On the final play of the game, LSU called the play "Dash Right 93 Berlin". Tigers quarterback Marcus Randall took the ball and threw it from his own 18 yard line as far as he could downfield. Soon after Randall released the ball, triumphant Kentucky fans stormed the field around Randall. The pass was 25 yards short of the end zone. However, the ball was deflected off the hand of a Kentucky player between the Kentucky 30 and 25 yard lines and fell into the hands of LSU wide receiver Devery Henderson just short of the 15-yard line. Henderson broke an attempt at a shoestring tackle by the last Kentucky defender and ran into the end zone for the game-winning touchdown.

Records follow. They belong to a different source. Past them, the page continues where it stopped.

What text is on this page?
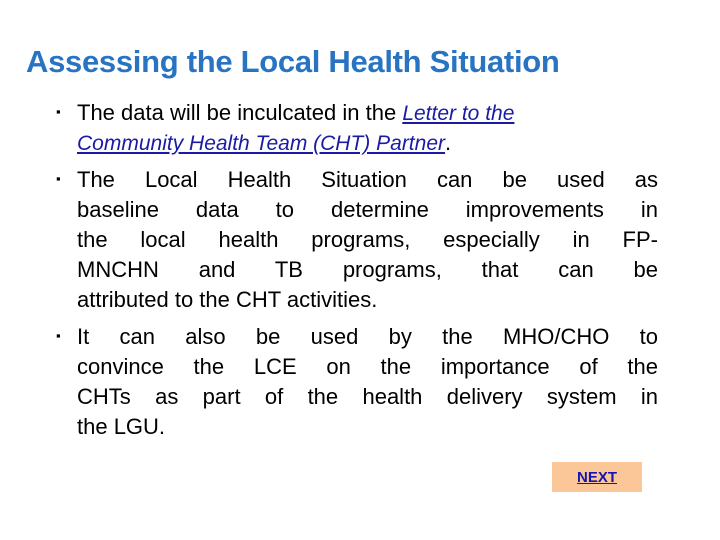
Assessing the Local Health Situation
▪ The data will be inculcated in the Letter to the
Community Health Team (CHT) Partner.
▪ The Local Health Situation can be used as
baseline data to determine improvements in
the local health programs, especially in FP-
MNCHN and TB programs, that can be
attributed to the CHT activities.
▪ It can also be used by the MHO/CHO to
convince the LCE on the importance of the
CHTs as part of the health delivery system in
the LGU.
NEXT
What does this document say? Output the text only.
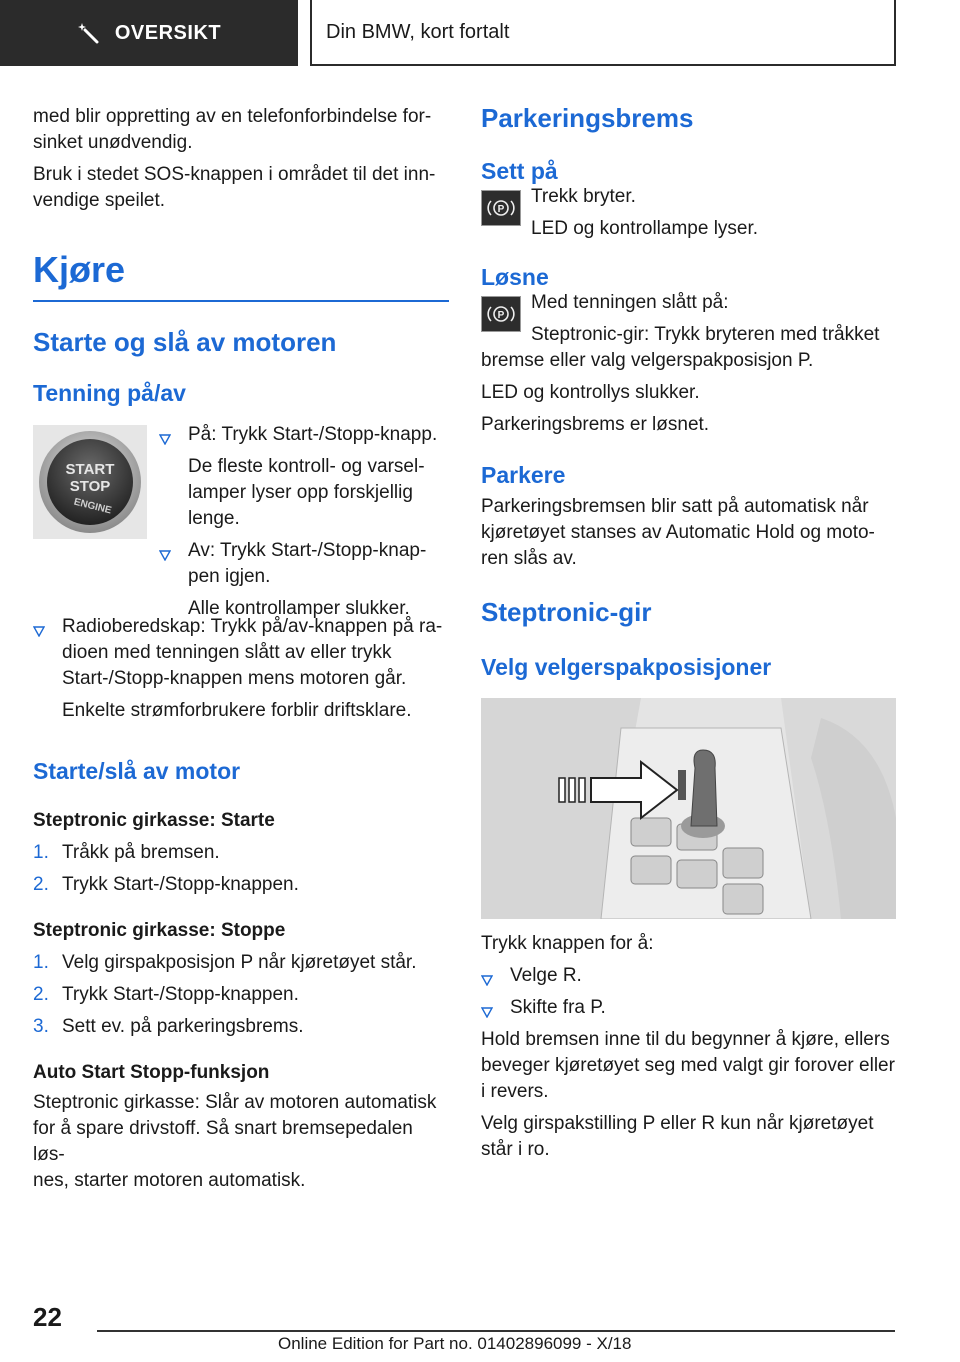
OVERSIKT	Din BMW, kort fortalt

med blir oppretting av en telefonforbindelse for-

sinket unødvendig.

Bruk i stedet SOS-knappen i området til det inn-

vendige speilet.

Kjøre
Starte og slå av motoren
Tenning på/av
START
STOP
ENGINE
På: Trykk Start-/Stopp-knapp.

De fleste kontroll- og varsel-

lamper lyser opp forskjellig

lenge.

Av: Trykk Start-/Stopp-knap-

pen igjen.

Alle kontrollamper slukker.

Radioberedskap: Trykk på/av-knappen på ra-

dioen med tenningen slått av eller trykk

Start-/Stopp-knappen mens motoren går.

Enkelte strømforbrukere forblir driftsklare.

Starte/slå av motor
Steptronic girkasse: Starte
1. Tråkk på bremsen.
2. Trykk Start-/Stopp-knappen.
Steptronic girkasse: Stoppe
1. Velg girspakposisjon P når kjøretøyet står.
2. Trykk Start-/Stopp-knappen.
3. Sett ev. på parkeringsbrems.
Auto Start Stopp-funksjon

Steptronic girkasse: Slår av motoren automatisk

for å spare drivstoff. Så snart bremsepedalen løs-

nes, starter motoren automatisk.

Parkeringsbrems
Sett på
P

Trekk bryter.

LED og kontrollampe lyser.

Løsne
P

Med tenningen slått på:

Steptronic-gir: Trykk bryteren med tråkket

bremse eller valg velgerspakposisjon P.

LED og kontrollys slukker.

Parkeringsbrems er løsnet.

Parkere

Parkeringsbremsen blir satt på automatisk når

kjøretøyet stanses av Automatic Hold og moto-

ren slås av.

Steptronic-gir
Velg velgerspakposisjoner

Trykk knappen for å:

Velge R.
Skifte fra P.

Hold bremsen inne til du begynner å kjøre, ellers

beveger kjøretøyet seg med valgt gir forover eller

i revers.

Velg girspakstilling P eller R kun når kjøretøyet

står i ro.

22
Online Edition for Part no. 01402896099 - X/18
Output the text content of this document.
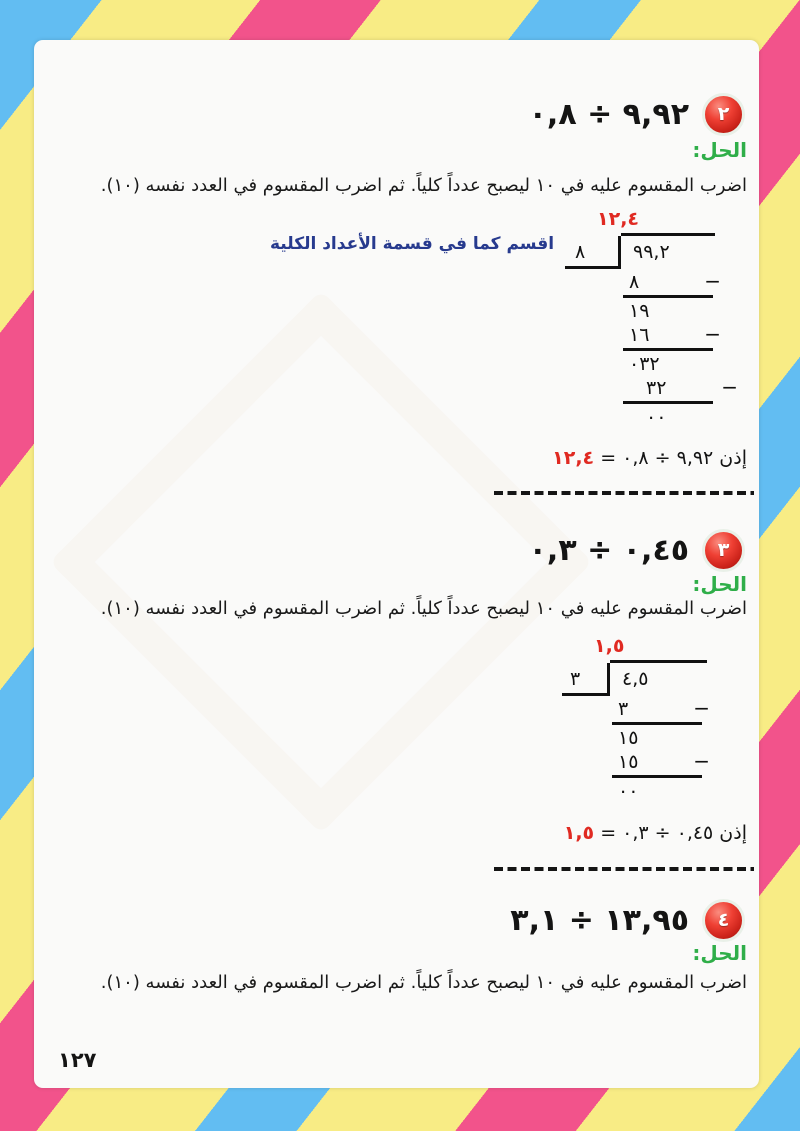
٢
٩,٩٢ ÷ ٠,٨
الحل:
اضرب المقسوم عليه في ١٠ ليصبح عدداً كلياً. ثم اضرب المقسوم في العدد نفسه (١٠).
اقسم كما في قسمة الأعداد الكلية
١٢,٤
٨	٩٩,٢
٨	−
١٩
١٦	−
٠٣٢
٣٢	−
٠٠
إذن ٩,٩٢ ÷ ٠,٨ = ١٢,٤
٣
٠,٤٥ ÷ ٠,٣
الحل:
اضرب المقسوم عليه في ١٠ ليصبح عدداً كلياً. ثم اضرب المقسوم في العدد نفسه (١٠).
١,٥
٣	٤,٥
٣	−
١٥
١٥	−
٠٠
إذن ٠,٤٥ ÷ ٠,٣ = ١,٥
٤
١٣,٩٥ ÷ ٣,١
الحل:
اضرب المقسوم عليه في ١٠ ليصبح عدداً كلياً. ثم اضرب المقسوم في العدد نفسه (١٠).
١٢٧
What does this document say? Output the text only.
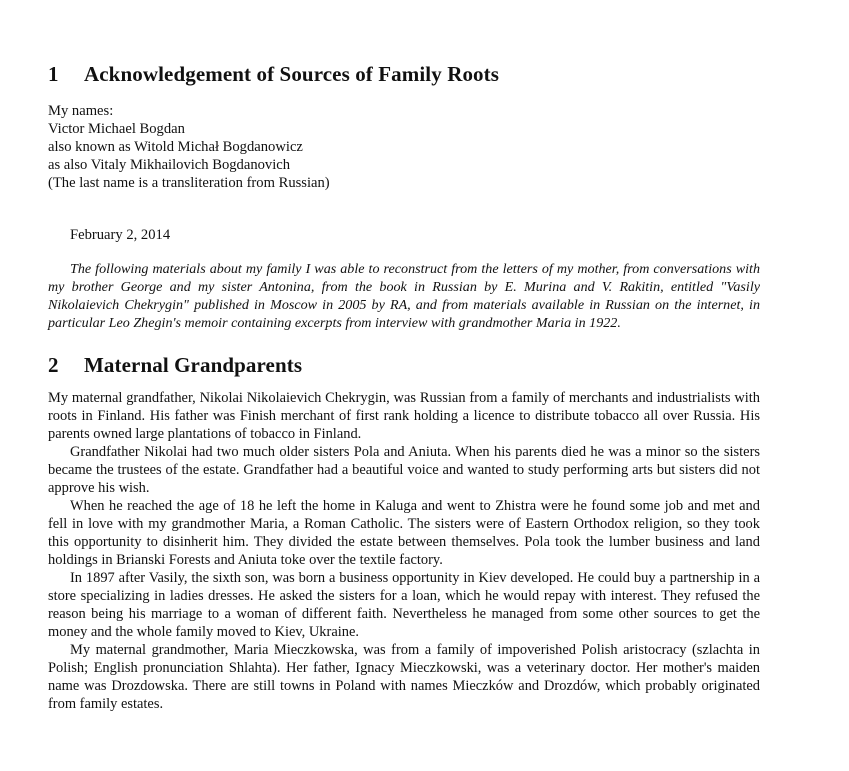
1 Acknowledgement of Sources of Family Roots
My names:
Victor Michael Bogdan
also known as Witold Michał Bogdanowicz
as also Vitaly Mikhailovich Bogdanovich
(The last name is a transliteration from Russian)
February 2, 2014

The following materials about my family I was able to reconstruct from the letters of my mother, from conversations with my brother George and my sister Antonina, from the book in Russian by E. Murina and V. Rakitin, entitled "Vasily Nikolaievich Chekrygin" published in Moscow in 2005 by RA, and from materials available in Russian on the internet, in particular Leo Zhegin's memoir containing excerpts from interview with grandmother Maria in 1922.

2 Maternal Grandparents

My maternal grandfather, Nikolai Nikolaievich Chekrygin, was Russian from a family of merchants and industrialists with roots in Finland. His father was Finish merchant of first rank holding a licence to distribute tobacco all over Russia. His parents owned large plantations of tobacco in Finland.

Grandfather Nikolai had two much older sisters Pola and Aniuta. When his parents died he was a minor so the sisters became the trustees of the estate. Grandfather had a beautiful voice and wanted to study performing arts but sisters did not approve his wish.

When he reached the age of 18 he left the home in Kaluga and went to Zhistra were he found some job and met and fell in love with my grandmother Maria, a Roman Catholic. The sisters were of Eastern Orthodox religion, so they took this opportunity to disinherit him. They divided the estate between themselves. Pola took the lumber business and land holdings in Brianski Forests and Aniuta toke over the textile factory.

In 1897 after Vasily, the sixth son, was born a business opportunity in Kiev developed. He could buy a partnership in a store specializing in ladies dresses. He asked the sisters for a loan, which he would repay with interest. They refused the reason being his marriage to a woman of different faith. Nevertheless he managed from some other sources to get the money and the whole family moved to Kiev, Ukraine.

My maternal grandmother, Maria Mieczkowska, was from a family of impoverished Polish aristocracy (szlachta in Polish; English pronunciation Shlahta). Her father, Ignacy Mieczkowski, was a veterinary doctor. Her mother's maiden name was Drozdowska. There are still towns in Poland with names Mieczków and Drozdów, which probably originated from family estates.
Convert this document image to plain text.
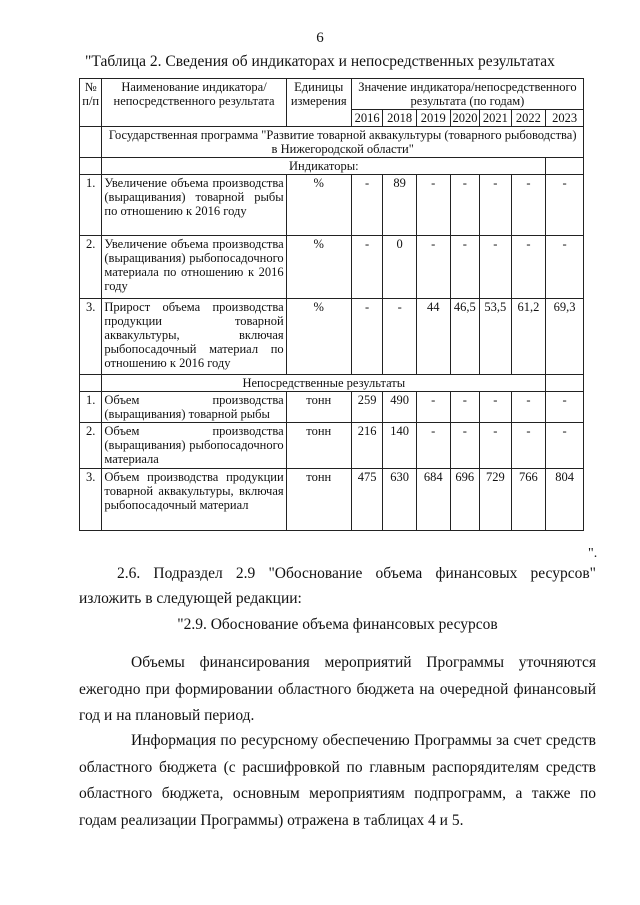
6
"Таблица 2. Сведения об индикаторах и непосредственных результатах
№ п/п	Наименование индикатора/непосредственного результата	Единицы измерения	Значение индикатора/непосредственного результата (по годам)						
			2016	2018	2019	2020	2021	2022	2023
	Государственная программа "Развитие товарной аквакультуры (товарного рыбоводства) в Нижегородской области"								
	Индикаторы:								
1.	Увеличение объема производства (выращивания) товарной рыбы по отношению к 2016 году	%	-	89	-	-	-	-	-
2.	Увеличение объема производства (выращивания) рыбопосадочного материала по отношению к 2016 году	%	-	0	-	-	-	-	-
3.	Прирост объема производства продукции товарной аквакультуры, включая рыбопосадочный материал по отношению к 2016 году	%	-	-	44	46,5	53,5	61,2	69,3
	Непосредственные результаты								
1.	Объем производства (выращивания) товарной рыбы	тонн	259	490	-	-	-	-	-
2.	Объем производства (выращивания) рыбопосадочного материала	тонн	216	140	-	-	-	-	-
3.	Объем производства продукции товарной аквакультуры, включая рыбопосадочный материал	тонн	475	630	684	696	729	766	804
".

2.6. Подраздел 2.9 "Обоснование объема финансовых ресурсов" изложить в следующей редакции:

"2.9. Обоснование объема финансовых ресурсов

Объемы финансирования мероприятий Программы уточняются ежегодно при формировании областного бюджета на очередной финансовый год и на плановый период.

Информация по ресурсному обеспечению Программы за счет средств областного бюджета (с расшифровкой по главным распорядителям средств областного бюджета, основным мероприятиям подпрограмм, а также по годам реализации Программы) отражена в таблицах 4 и 5.
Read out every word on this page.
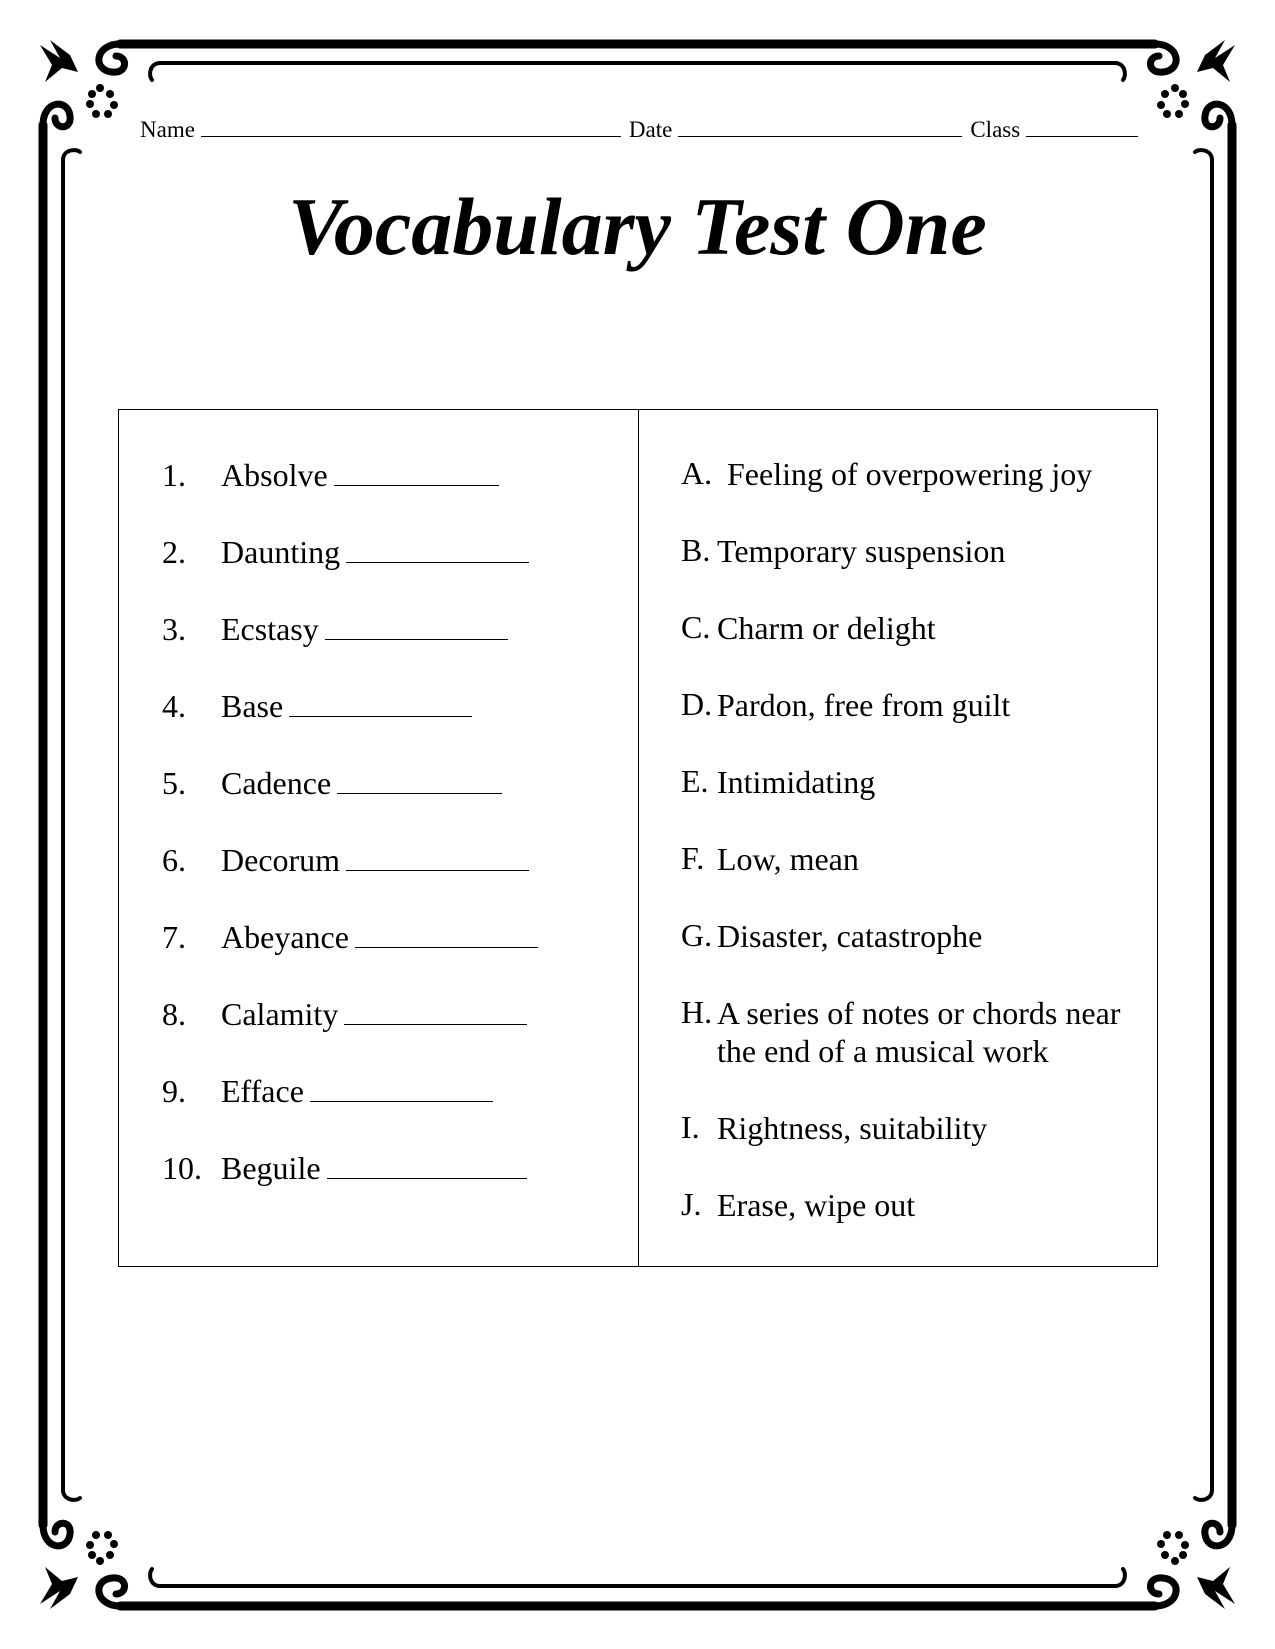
Name	Date	Class
Vocabulary Test One
1. Absolve
2. Daunting
3. Ecstasy
4. Base
5. Cadence
6. Decorum
7. Abeyance
8. Calamity
9. Efface
10. Beguile
A. Feeling of overpowering joy
B. Temporary suspension
C. Charm or delight
D. Pardon, free from guilt
E. Intimidating
F. Low, mean
G. Disaster, catastrophe
H. A series of notes or chords near the end of a musical work
I. Rightness, suitability
J. Erase, wipe out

==Confusion and aftermath==
While Henderson crossed the end zone, the Jefferson Pilot Sports television broadcast accidentally posted the graphic "Kentucky 30, LSU 27—FINAL." LSU had actually just won the game 33–30. After the touchdown, Jefferson Pilot Sports play-by-play announcer Dave Neal called the play, "The most shocking, improbable, unbelievable sequence of events." In his television interview right after the play, LSU head coach Nick Saban said, "I don't know what to say. I feel bad for Kentucky's players. But this is a big moment for us and I'm happy as heck for our team....Well, sometimes you gotta be a little lucky and I think that was our luck right there." Kentucky fans who were already on the field could not believe what had happened. Fireworks spewed out of the Commonwealth Stadium suites to herald the apparent Kentucky win when the game clock read "0:00", even prior to the Hail Mary pass. After the play, Tom Leach, Kentucky's radio play-by-play announcer, said, "How much heartbreak. (Kentucky) fans are up on the goal posts. I don't know why." LSU's play-by-play announcer Jim Hawthorne, was equally shocked and was also at a loss for an explanation; he initially said that LSU defensive back Jack Hunt (who had converted from wide receiver in 2002), not Devery Henderson, scored the touchdown. Hunt's uniform number was 8; Henderson's was 9.

==Naming the play==
On the day after the game, Baton Rouge's daily newspaper, The Advocate, ran the headline "HAIL TIGERS" on the sports page. The headline is a reference to the Hail Mary pass used to win the game. On back of the sports page, it also provided a shot-by-shot camera sequence of the play. The page also included a graphic outlining the sequence of events. They were accompanied by the headline "Dash Right 93 Berlin," which was the play run that won the game.

The play became permanently known as the "Bluegrass Miracle" after a poll of LSU fans was conducted on the LSU Sports website days later. Other website suggestions for the name included "The Bluegrass Bomb" and "Miracle on the Bluegrass." The website also received write-in votes for such names as "The Divine Deflection," "It Works Devery Time," and "The Lexington Longshot."

==Awards and records==
The "Bluegrass Miracle" also won the 2003 Best Play ESPY Award. It beat out plays from Kobe Bryant, LeBron James, Michael Vick and Barry Bonds. Devery Henderson accepted the award on behalf of the LSU team. It was the second time an LSU miracle play won an ESPY award: Warren Morris had won the 1997 Showstopper of the Year ESPY Award for his two-out, walk-off home run in the 1996 College World Series championship game.

It also marked the second time in as many years that LSU foiled a Kentucky football comeback in the final moments of the game. In the 2001 game, also at Kentucky, the Tigers won 29–25, on a touchdown pass from Marcus Randall to Michael Clayton with 13 seconds left in the game. Earlier in the game, Kentucky had overcome a 12-point halftime deficit to take the lead in the 4th quarter.